Ben Carson, who exited the race at the beginning of March, closed out that month with $3.37 million in the bank. It’s not clear how much Ted Cruz had left by the time he ended his campaign this week, but at the end of March he still had $8.8 million lying around.
But the real money is in the anti-Trump super PACs that have lost their mission. Right to Rise, the super PAC that supported Jeb Bush’s candidacy until he dropped out in late February, closed out March with $17.3 million on hand. The pro-Rubio Conservative Solutions PAC ended that month with nearly $2 million available. Three similarly named pro-Cruz super PACs — Keep the Promise I, Keep the Promise II and Keep the Promise III — collectively boasted nearly $19 million on hand at the end of March. It’s not known how much they currently have in reserve.
So what happens to all that money? The Sunlight Foundation’s Libby Watson, who has been researching the flow of money from defunct campaigns, said former candidates have a number of options for disposing of that leftover cash. Super PACs have even more options.
“There are rules about what candidate committees can do with the money, but there aren’t really the same rules with super PACs,” Watson told IBT. “They could do what they like with it.”
Campaign committees can use their leftover money to do things like paying off their (frequently prodigious) debts or supporting other campaigns, but they remain subject to the relatively tight federal rules governing campaign finance. Super PACs exist in a considerably more permissive legal ecosystem.
That isn’t to say that super PACs operate without constraints. But those constraints tend to be more political than legal, Watson said.
“The people who run super PACs work in [Washington] D.C. and they’ve got to maintain their relationships with donors,” she told IBT. “They do have to be somewhat open and honest so as not to upset the people who gave them money.”

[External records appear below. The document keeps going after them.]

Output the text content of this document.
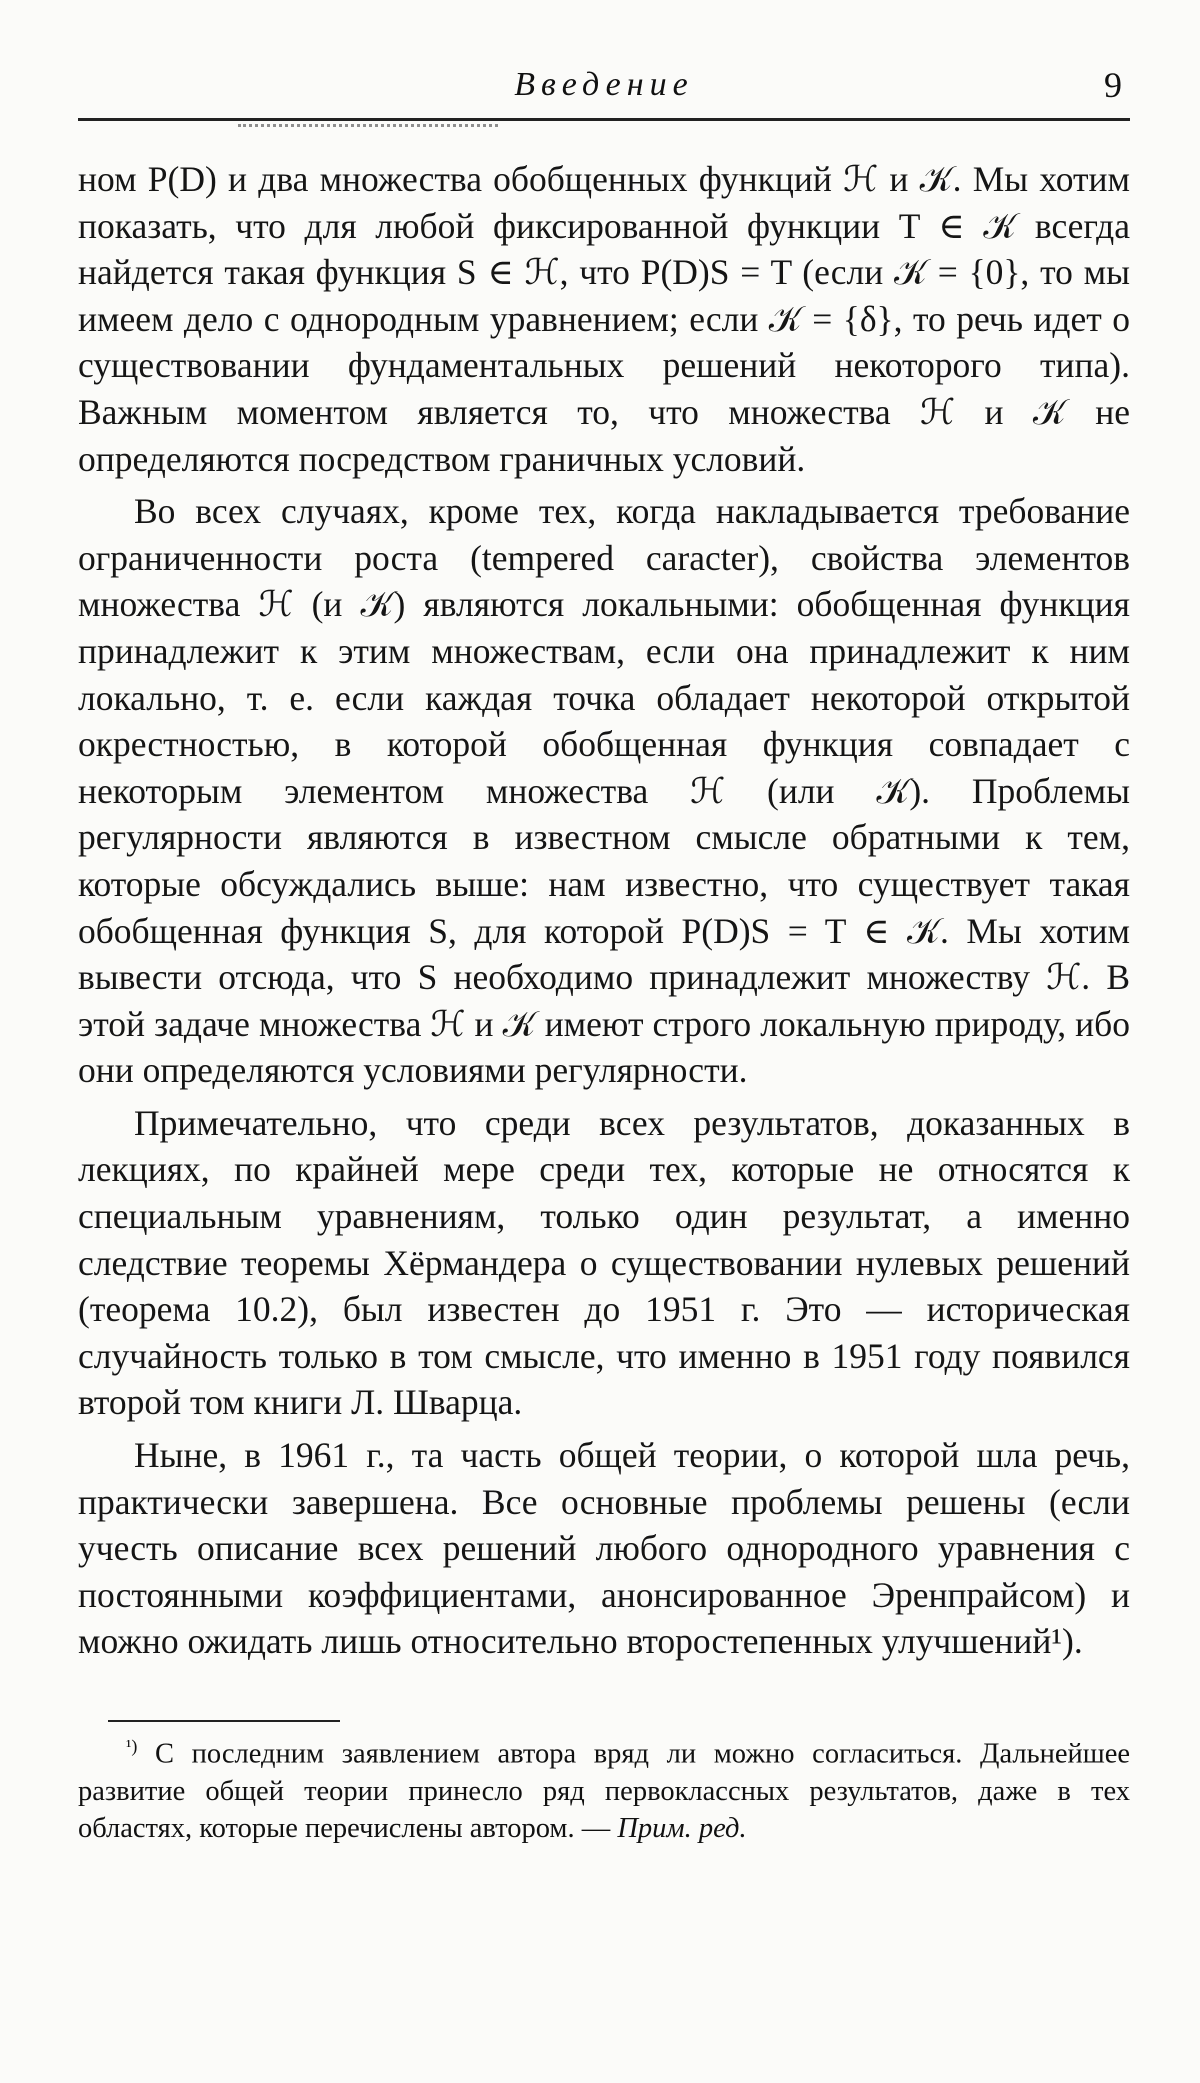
Введение	9

ном P(D) и два множества обобщенных функций ℋ и 𝒦. Мы хотим показать, что для любой фиксированной функции T ∈ 𝒦 всегда найдется такая функция S ∈ ℋ, что P(D)S = T (если 𝒦 = {0}, то мы имеем дело с однородным уравнением; если 𝒦 = {δ}, то речь идет о существовании фундаментальных решений некоторого типа). Важным моментом является то, что множества ℋ и 𝒦 не определяются посредством граничных условий.

Во всех случаях, кроме тех, когда накладывается требование ограниченности роста (tempered caracter), свойства элементов множества ℋ (и 𝒦) являются локальными: обобщенная функция принадлежит к этим множествам, если она принадлежит к ним локально, т. е. если каждая точка обладает некоторой открытой окрестностью, в которой обобщенная функция совпадает с некоторым элементом множества ℋ (или 𝒦). Проблемы регулярности являются в известном смысле обратными к тем, которые обсуждались выше: нам известно, что существует такая обобщенная функция S, для которой P(D)S = T ∈ 𝒦. Мы хотим вывести отсюда, что S необходимо принадлежит множеству ℋ. В этой задаче множества ℋ и 𝒦 имеют строго локальную природу, ибо они определяются условиями регулярности.

Примечательно, что среди всех результатов, доказанных в лекциях, по крайней мере среди тех, которые не относятся к специальным уравнениям, только один результат, а именно следствие теоремы Хёрмандера о существовании нулевых решений (теорема 10.2), был известен до 1951 г. Это — историческая случайность только в том смысле, что именно в 1951 году появился второй том книги Л. Шварца.

Ныне, в 1961 г., та часть общей теории, о которой шла речь, практически завершена. Все основные проблемы решены (если учесть описание всех решений любого однородного уравнения с постоянными коэффициентами, анонсированное Эренпрайсом) и можно ожидать лишь относительно второстепенных улучшений¹).

$^{^1)}$ С последним заявлением автора вряд ли можно согласиться. Дальнейшее развитие общей теории принесло ряд первоклассных результатов, даже в тех областях, которые перечислены автором. — Прим. ред.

That means a super PAC that raised money by opposing Trump is not likely to turn around and start spending big on pro-Trump ads, if only because that would alienate contributors. If a super PAC does find a new mission, it’s likely to be more closely aligned with the old mission.
For example, after Carly Fiorina exited the Republican primary in February, the pro-Fiorina super PAC Carly for America retooled to support downticket “conservative outsiders.” Similarly, the super PAC that backed up Lindsey Graham’s short-lived presidential campaign pivoted to support Senate Republicans after he dropped out in December.
Other super PACs just opt to refund some of their donations. When Texas Gov. Rick Perry ended his campaign in September, the two main super PACs behind him started returning $13 million in contributions. Last month, the pro-Jeb Bush super PAC Right to Rise announced plans to give back $12 million.
It remains to be seen whether any of the money returned to donors will eventually find its way into the coffers of pro-Trump super PACs. Now that the presumptive nominee is gearing up for the general election, he has been courting the large donors whom he avoided in the primary. One billionaire, casino mogul Sheldon Adelson, announced his support Thursday evening.